Dark times followed. I think the manufactured outrage over Brandon Eich was the shark that Mozilla jumped over. After that, our fast, secure, modular, FLOSS browser became a shitheap and is now inferior in just about all ways to Chromium and Pale Moon.
Might as well throw this out there too: GStreamer's first release was 16 years ago on Halloween - 0.1.0 "gscreamer".
GStreamer - The only way to stream!
Remember when the #1 selling point of Firefox, though, was that it was lean, mean, and efficient (at least compared to the browser then-called Mozilla...)?
You are not alone. This is not normal. None of this is normal.
And what will you install instead, chrome? A browser that will also support WebVR, has multiprocess browsing and a revamped add-on platform?
Honestly, Firefox was dragging behind badly with an unsecure plugin architecture and single process thread that would lock up the browser when it was loading an heavy page.
Weren't Firefox's precursors also open-source? This would make it the (roughly) 17th anniversary for them.
Bueller?
Bueller?
Bueller?
I remember when one of the marketing points of Opera was that it was so lightweight and portable that the entire installer fit on a single 1.44M floppy disk.
It would be super cool if browsers could handle this new reality of JS scripts by not allowing them to block the UI.
A simple timeout is insufficient.
I was using Firefox as my primary browser since 0.7, which is about 12.5 - 13 years ago.
Damn, that makes me old.
Before they started bundling crap like "Hello", and changing the UI every 45 seconds to try and copy Chrome, while ignoring 11 year old bugs.

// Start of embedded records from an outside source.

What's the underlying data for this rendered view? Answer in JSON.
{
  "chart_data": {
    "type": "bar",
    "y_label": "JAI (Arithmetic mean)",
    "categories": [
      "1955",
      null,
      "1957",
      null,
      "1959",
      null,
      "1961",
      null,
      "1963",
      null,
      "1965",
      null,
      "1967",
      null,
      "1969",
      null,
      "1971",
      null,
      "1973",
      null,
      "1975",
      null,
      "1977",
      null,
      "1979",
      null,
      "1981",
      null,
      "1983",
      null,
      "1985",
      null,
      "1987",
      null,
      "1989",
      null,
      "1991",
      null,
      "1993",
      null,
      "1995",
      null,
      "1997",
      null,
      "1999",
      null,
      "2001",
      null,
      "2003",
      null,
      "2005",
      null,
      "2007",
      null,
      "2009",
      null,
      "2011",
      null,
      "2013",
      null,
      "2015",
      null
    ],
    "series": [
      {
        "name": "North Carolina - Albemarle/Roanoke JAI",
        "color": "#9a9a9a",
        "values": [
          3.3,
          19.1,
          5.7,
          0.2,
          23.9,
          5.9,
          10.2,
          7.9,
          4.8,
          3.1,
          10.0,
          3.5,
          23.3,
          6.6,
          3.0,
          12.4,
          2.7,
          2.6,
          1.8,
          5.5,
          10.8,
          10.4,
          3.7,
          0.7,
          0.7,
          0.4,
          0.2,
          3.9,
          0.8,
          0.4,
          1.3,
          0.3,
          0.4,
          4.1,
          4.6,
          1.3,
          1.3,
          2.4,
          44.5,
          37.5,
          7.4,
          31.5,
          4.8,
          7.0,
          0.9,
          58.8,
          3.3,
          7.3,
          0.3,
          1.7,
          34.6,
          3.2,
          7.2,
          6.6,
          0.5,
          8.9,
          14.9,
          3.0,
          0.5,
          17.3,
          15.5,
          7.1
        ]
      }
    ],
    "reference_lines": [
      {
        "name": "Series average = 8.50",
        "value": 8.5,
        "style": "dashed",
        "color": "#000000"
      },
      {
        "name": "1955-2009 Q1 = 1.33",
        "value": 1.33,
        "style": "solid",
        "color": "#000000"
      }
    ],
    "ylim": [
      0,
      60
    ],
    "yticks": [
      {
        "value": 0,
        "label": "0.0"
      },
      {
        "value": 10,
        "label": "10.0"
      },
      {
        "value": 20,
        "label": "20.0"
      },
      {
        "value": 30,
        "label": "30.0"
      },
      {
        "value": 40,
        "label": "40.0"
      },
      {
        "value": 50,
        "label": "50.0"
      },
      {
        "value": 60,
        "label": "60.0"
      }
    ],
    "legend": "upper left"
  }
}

I feel 3.0 was peak Firefox. I remember the buzz and the huge counts of Downloads on release day. 3.6 was the last reasonable version before the whole project went off the rails.
while ignoring 11 year old bugs.
As in they are not fixing them or they are ignoring pull requests from OSS contributors that fix them?
Before they started bundling crap like "Hello"
It wasn't what you were looking for? I can see it in your comment; I can see it in your words. It's nothing you ever wanted, and your arms aren't open wide.
The user interface should always be on and prioritized so we can cancel anything or go back. I am looking at Safari mobile too.
More like "Bugzilla reports repeatedly marked 'won't fix', and reopened several times over the past decade".
Unfortunately I can't post examples right off.
If they're actually bugs then perhaps the community should submit fixes (or fund fixes).